What are the penalties for non-compliance?

Non-compliance with the essential requirements — the tier the SBOM sits in — carries administrative fines of up to 15 million euros or 2.5 percent of worldwide annual turnover, whichever is higher. Lesser breaches of other obligations top out at 10 million euros or 2 percent, and supplying misleading information to authorities at 5 million euros or 1 percent. Market surveillance authorities can also order corrective action, restrict availability, or force a product withdrawal from the EU market entirely, which for most vendors is the more frightening outcome than the fine.

How should engineering teams prepare for CRA SBOM compliance?

Treat this as a pipeline problem, not a paperwork problem. A Cyber Resilience Act SBOM program that satisfies both assessors and your own vulnerability handling duties looks like:

  1. Generate SBOMs automatically at build time. A software composition analysis tool that emits CycloneDX or SPDX on every release removes the "drawing up" burden entirely. Safeguard's SCA product does this per build and keeps historical SBOMs queryable, which is exactly the shape of evidence a market surveillance request calls for.
  2. Go deeper than top-level. Capture the full transitive graph. The legal minimum will not power the vulnerability monitoring duty that accompanies it.
  3. Wire SBOMs to vulnerability handling. The regulation expects you to identify vulnerabilities in components on an ongoing basis. That means continuous matching of your SBOM against advisory feeds, with an owner and an SLA when something fires.
  4. Stand up the reporting path early. The 24-hour ENISA notification window arrives in September 2026, more than a year before the SBOM duty. Know who files the report at 2 a.m.
  5. Fold it into existing compliance work. If you already produce SBOMs for US federal customers under Executive Order 14028 or align to NIST SSDF, the CRA is an extension of that work, not a new program. Map the overlap once and maintain one pipeline.

For a broader look at how SBOM requirements are converging across jurisdictions, the Safeguard Academy covers CycloneDX and SPDX formats in depth.

FAQ

Does the Cyber Resilience Act require me to publish my SBOM?

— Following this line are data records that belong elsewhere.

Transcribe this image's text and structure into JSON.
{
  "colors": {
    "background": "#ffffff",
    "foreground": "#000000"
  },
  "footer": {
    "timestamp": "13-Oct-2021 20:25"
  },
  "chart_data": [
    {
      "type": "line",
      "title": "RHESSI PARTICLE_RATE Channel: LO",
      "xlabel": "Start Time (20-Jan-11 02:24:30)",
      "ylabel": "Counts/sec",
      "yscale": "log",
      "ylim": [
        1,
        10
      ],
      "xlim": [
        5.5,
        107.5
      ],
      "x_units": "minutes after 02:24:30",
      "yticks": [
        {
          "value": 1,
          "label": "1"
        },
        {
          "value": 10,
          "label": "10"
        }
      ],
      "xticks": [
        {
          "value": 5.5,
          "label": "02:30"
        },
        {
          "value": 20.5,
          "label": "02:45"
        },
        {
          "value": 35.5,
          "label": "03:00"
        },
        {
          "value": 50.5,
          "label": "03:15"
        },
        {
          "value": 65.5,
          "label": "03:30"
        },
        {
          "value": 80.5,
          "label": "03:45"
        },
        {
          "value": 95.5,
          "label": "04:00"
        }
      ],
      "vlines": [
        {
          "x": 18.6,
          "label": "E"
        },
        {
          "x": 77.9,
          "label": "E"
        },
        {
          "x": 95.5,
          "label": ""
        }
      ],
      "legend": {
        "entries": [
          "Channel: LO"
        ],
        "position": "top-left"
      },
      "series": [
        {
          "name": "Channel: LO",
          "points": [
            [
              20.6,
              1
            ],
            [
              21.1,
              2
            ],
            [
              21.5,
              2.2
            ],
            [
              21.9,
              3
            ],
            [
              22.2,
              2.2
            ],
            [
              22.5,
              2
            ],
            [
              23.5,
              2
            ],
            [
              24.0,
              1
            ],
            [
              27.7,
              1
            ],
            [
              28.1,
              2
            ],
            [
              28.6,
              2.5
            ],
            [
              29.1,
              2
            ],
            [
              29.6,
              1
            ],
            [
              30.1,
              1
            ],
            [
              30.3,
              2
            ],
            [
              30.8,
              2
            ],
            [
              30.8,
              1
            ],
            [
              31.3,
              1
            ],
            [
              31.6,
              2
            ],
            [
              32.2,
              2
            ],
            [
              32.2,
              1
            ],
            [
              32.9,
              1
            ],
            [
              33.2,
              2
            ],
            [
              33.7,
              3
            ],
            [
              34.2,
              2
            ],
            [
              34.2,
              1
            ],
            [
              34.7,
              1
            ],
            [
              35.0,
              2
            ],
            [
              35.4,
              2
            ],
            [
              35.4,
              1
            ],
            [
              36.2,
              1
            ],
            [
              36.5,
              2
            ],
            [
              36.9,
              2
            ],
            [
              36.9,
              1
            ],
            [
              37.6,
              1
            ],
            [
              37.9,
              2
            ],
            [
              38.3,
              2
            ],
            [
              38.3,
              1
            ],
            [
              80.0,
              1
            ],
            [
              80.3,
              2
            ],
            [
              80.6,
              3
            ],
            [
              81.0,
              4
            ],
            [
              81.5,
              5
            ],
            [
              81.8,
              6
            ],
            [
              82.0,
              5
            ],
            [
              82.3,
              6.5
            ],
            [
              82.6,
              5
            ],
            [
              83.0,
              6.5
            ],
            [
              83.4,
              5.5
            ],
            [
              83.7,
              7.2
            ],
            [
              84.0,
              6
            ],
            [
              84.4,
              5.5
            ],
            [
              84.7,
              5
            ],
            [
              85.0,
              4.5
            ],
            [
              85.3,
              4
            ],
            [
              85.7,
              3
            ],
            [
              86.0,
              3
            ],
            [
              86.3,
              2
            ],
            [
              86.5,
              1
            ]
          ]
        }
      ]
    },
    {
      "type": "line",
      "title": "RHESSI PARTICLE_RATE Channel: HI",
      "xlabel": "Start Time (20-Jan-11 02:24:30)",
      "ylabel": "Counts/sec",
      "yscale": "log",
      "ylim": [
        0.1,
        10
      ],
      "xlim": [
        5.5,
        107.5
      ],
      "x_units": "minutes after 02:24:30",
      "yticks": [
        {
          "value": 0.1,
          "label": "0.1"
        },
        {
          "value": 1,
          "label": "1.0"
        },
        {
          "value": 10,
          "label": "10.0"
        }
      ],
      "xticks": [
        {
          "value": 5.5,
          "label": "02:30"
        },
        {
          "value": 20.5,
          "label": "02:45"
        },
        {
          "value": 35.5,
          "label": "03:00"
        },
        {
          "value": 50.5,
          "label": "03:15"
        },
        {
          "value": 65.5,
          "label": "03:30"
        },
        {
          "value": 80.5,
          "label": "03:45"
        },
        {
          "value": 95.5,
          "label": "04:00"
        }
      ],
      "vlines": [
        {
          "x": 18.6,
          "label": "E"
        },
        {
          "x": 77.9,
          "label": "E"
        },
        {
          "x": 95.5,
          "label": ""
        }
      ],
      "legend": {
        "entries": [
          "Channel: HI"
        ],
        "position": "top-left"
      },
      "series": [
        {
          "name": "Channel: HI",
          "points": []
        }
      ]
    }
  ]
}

No. The regulation requires you to create and maintain an SBOM in a machine-readable format and include it in your technical documentation. Market surveillance authorities can request it, but there is no obligation to make it public. Some manufacturers choose to publish SBOMs anyway as a trust signal.

Are transitive dependencies required in a CRA SBOM?

The legal minimum is "at the very least the top-level dependencies." However, the adjacent vulnerability identification duty is difficult to satisfy without the full dependency graph, since the majority of real-world component vulnerabilities are transitive. Most compliance teams standardize on complete SBOMs.

Does the CRA apply to open-source software?

Open-source software developed or supplied outside a commercial activity is out of scope. Once open source is monetized as part of a commercial product, the manufacturer integrating it takes on the obligations — including due diligence on those components. Non-profit stewards of open-source projects get a lighter, dedicated regime.

What SBOM format should I use for CRA compliance?

The regulation says "commonly used and machine-readable" without naming formats. CycloneDX and SPDX are the two formats that clearly qualify, both are supported by mainstream tooling, and the European Commission may specify formats further in implementing acts. Pick one, generate it automatically, and keep versions per release.